Ex-border inspector Lorne Jones sentenced to 7 1/2 years in prison for corruption

SAN DIEGO - A longtime U.S. border inspector was sentenced Monday to 7 1/2 years in prison for corruption after a jury convicted him of working with smugglers who brought drugs and people into country for nearly a decade.

Lorne Jones, 50, said he was resigned to the verdict after a two-week trial. He did not apologize but said he "surrendered."

"I'm ready to go on with my life," Jones said, pausing often during brief remarks to hold back tears. Supporters, which included family and members from his church, could be heard crying in court.

Witnesses described a code system with pagers and text messages that Jones used from 2000 to 2009 to tell smugglers which San Diego border crossing lanes he was working in at what times.

Prosecutors said Jones allowed drugs and people to enter the country illegally while working inspection booths at the San Ysidro port of entry. They also said he kept his canine patrol away from drug-laden vehicles at the commercial truck area of the Otay Mesa port of entry.

Jose, who did not give his last name, worked with Jones for years.

“He showed no remorse,” said Jose. “He did not apologize or admit to his guilt.”

During Monday's hearing, U.S. District Judge Marilyn Huff cast doubt on much of the prosecutors' arguments because they relied heavily on witnesses who were granted immunity or lighter sentences in exchange for cooperation. She noted repeatedly that one witness consumed cocaine the weekend before taking the stand.
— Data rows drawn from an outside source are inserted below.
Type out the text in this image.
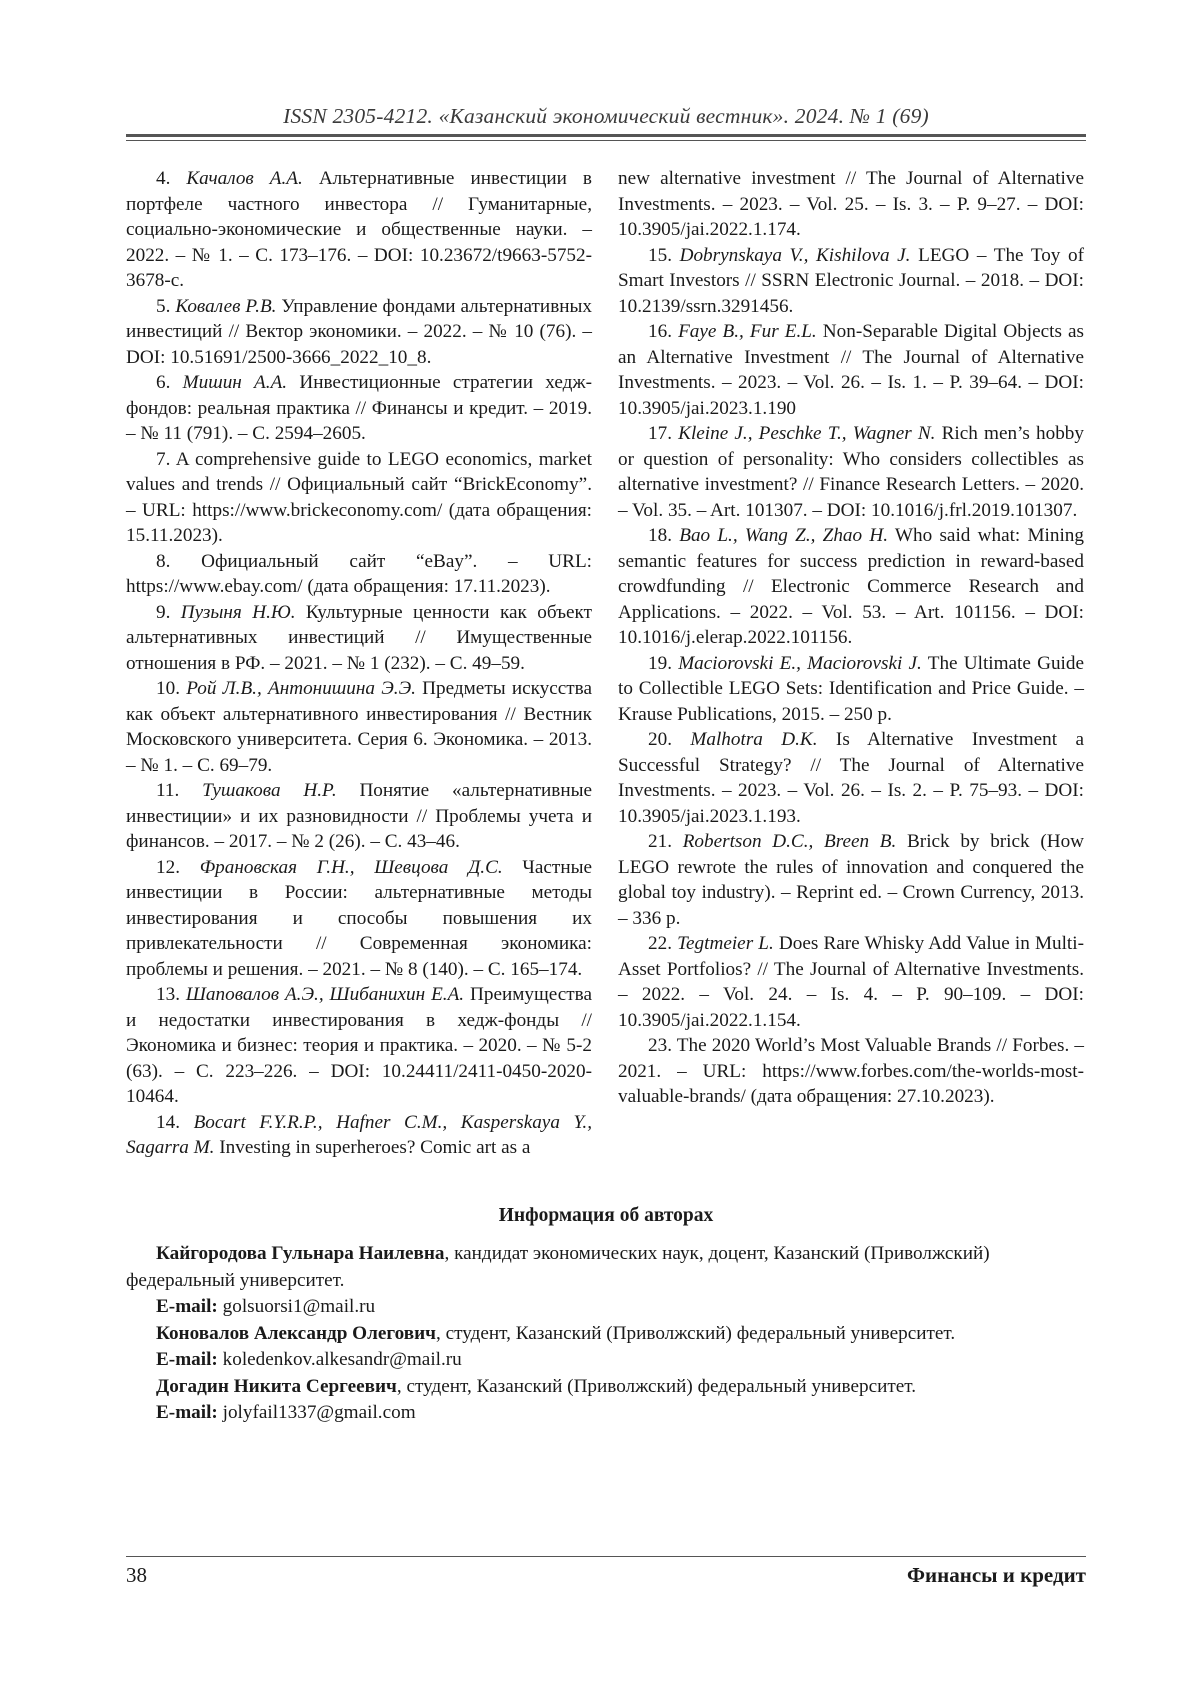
ISSN 2305-4212. «Казанский экономический вестник». 2024. № 1 (69)

4. Качалов А.А. Альтернативные инвестиции в портфеле частного инвестора // Гуманитарные, социально-экономические и общественные науки. – 2022. – № 1. – С. 173–176. – DOI: 10.23672/t9663-5752-3678-c.

5. Ковалев Р.В. Управление фондами альтернативных инвестиций // Вектор экономики. – 2022. – № 10 (76). – DOI: 10.51691/2500-3666_2022_10_8.

6. Мишин А.А. Инвестиционные стратегии хедж-фондов: реальная практика // Финансы и кредит. – 2019. – № 11 (791). – С. 2594–2605.

7. A comprehensive guide to LEGO economics, market values and trends // Официальный сайт “BrickEconomy”. – URL: https://www.brickeconomy.com/ (дата обращения: 15.11.2023).

8. Официальный сайт “eBay”. – URL: https://www.ebay.com/ (дата обращения: 17.11.2023).

9. Пузыня Н.Ю. Культурные ценности как объект альтернативных инвестиций // Имущественные отношения в РФ. – 2021. – № 1 (232). – С. 49–59.

10. Рой Л.В., Антонишина Э.Э. Предметы искусства как объект альтернативного инвестирования // Вестник Московского университета. Серия 6. Экономика. – 2013. – № 1. – С. 69–79.

11. Тушакова Н.Р. Понятие «альтернативные инвестиции» и их разновидности // Проблемы учета и финансов. – 2017. – № 2 (26). – С. 43–46.

12. Франовская Г.Н., Шевцова Д.С. Частные инвестиции в России: альтернативные методы инвестирования и способы повышения их привлекательности // Современная экономика: проблемы и решения. – 2021. – № 8 (140). – С. 165–174.

13. Шаповалов А.Э., Шибанихин Е.А. Преимущества и недостатки инвестирования в хедж-фонды // Экономика и бизнес: теория и практика. – 2020. – № 5-2 (63). – С. 223–226. – DOI: 10.24411/2411-0450-2020-10464.

14. Bocart F.Y.R.P., Hafner C.M., Kasperskaya Y., Sagarra M. Investing in superheroes? Comic art as a

new alternative investment // The Journal of Alternative Investments. – 2023. – Vol. 25. – Is. 3. – P. 9–27. – DOI: 10.3905/jai.2022.1.174.

15. Dobrynskaya V., Kishilova J. LEGO – The Toy of Smart Investors // SSRN Electronic Journal. – 2018. – DOI: 10.2139/ssrn.3291456.

16. Faye B., Fur E.L. Non-Separable Digital Objects as an Alternative Investment // The Journal of Alternative Investments. – 2023. – Vol. 26. – Is. 1. – P. 39–64. – DOI: 10.3905/jai.2023.1.190

17. Kleine J., Peschke T., Wagner N. Rich men’s hobby or question of personality: Who considers collectibles as alternative investment? // Finance Research Letters. – 2020. – Vol. 35. – Art. 101307. – DOI: 10.1016/j.frl.2019.101307.

18. Bao L., Wang Z., Zhao H. Who said what: Mining semantic features for success prediction in reward-based crowdfunding // Electronic Commerce Research and Applications. – 2022. – Vol. 53. – Art. 101156. – DOI: 10.1016/j.elerap.2022.101156.

19. Maciorovski E., Maciorovski J. The Ultimate Guide to Collectible LEGO Sets: Identification and Price Guide. – Krause Publications, 2015. – 250 p.

20. Malhotra D.K. Is Alternative Investment a Successful Strategy? // The Journal of Alternative Investments. – 2023. – Vol. 26. – Is. 2. – P. 75–93. – DOI: 10.3905/jai.2023.1.193.

21. Robertson D.C., Breen B. Brick by brick (How LEGO rewrote the rules of innovation and conquered the global toy industry). – Reprint ed. – Crown Currency, 2013. – 336 p.

22. Tegtmeier L. Does Rare Whisky Add Value in Multi-Asset Portfolios? // The Journal of Alternative Investments. – 2022. – Vol. 24. – Is. 4. – P. 90–109. – DOI: 10.3905/jai.2022.1.154.

23. The 2020 World’s Most Valuable Brands // Forbes. – 2021. – URL: https://www.forbes.com/the-worlds-most-valuable-brands/ (дата обращения: 27.10.2023).

Информация об авторах

Кайгородова Гульнара Наилевна, кандидат экономических наук, доцент, Казанский (Приволжский) федеральный университет.

E-mail: golsuorsi1@mail.ru

Коновалов Александр Олегович, студент, Казанский (Приволжский) федеральный университет.

E-mail: koledenkov.alkesandr@mail.ru

Догадин Никита Сергеевич, студент, Казанский (Приволжский) федеральный университет.

E-mail: jolyfail1337@gmail.com

38	Финансы и кредит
Huff objected to a prosecutor's characterization that Jones sold his badge for profits, noting that the jury acquitted him of bribery.

Corruption cases rarely span such a long period, and the judge criticized the government for failing to act earlier. But she saved her final words for Jones, who became a San Diego border inspector in 1994 after rising to the rank of staff sergeant in the Marines.

"It's a puzzle to the court, with your military background and everything you were doing, how one could then associate with some of the people you elected to get involved with," Huff said in a courtroom packed with Jones' family, former colleagues and U.S. Customs and Border Protection officers in uniform.

Huff said that it is a “sad day when an officer for the U.S. government is convicted” of the charges that Jones faced. She hoped the sentence would be a deterrent to others who may think about abusing a position of trust.

Jones, known as "Hammer," received numerous letters of commendation for drug seizures during his career, including a five-ton haul of marijuana that was hidden inside a truck in March 2009. A port director who watched in court Monday wrote Jones in July 2009 to congratulate him on a 230-pound cocaine seizure.

U.S. Attorney Laura Duffy called the sentence a "reminder that we will not allow rogue officers to compromise national security and the public trust."

Jones, who was released on bond four months after his 2010 arrest, was ordered to report to prison May 2.

Corruption has emerged as a growing threat since Customs and Border Protection went on a hiring spree during the middle of the last decade. From October 2004 through September 2011, 132 agency officials were arrested or indicted for corrupt acts, according to the Homeland Security Department's inspector general.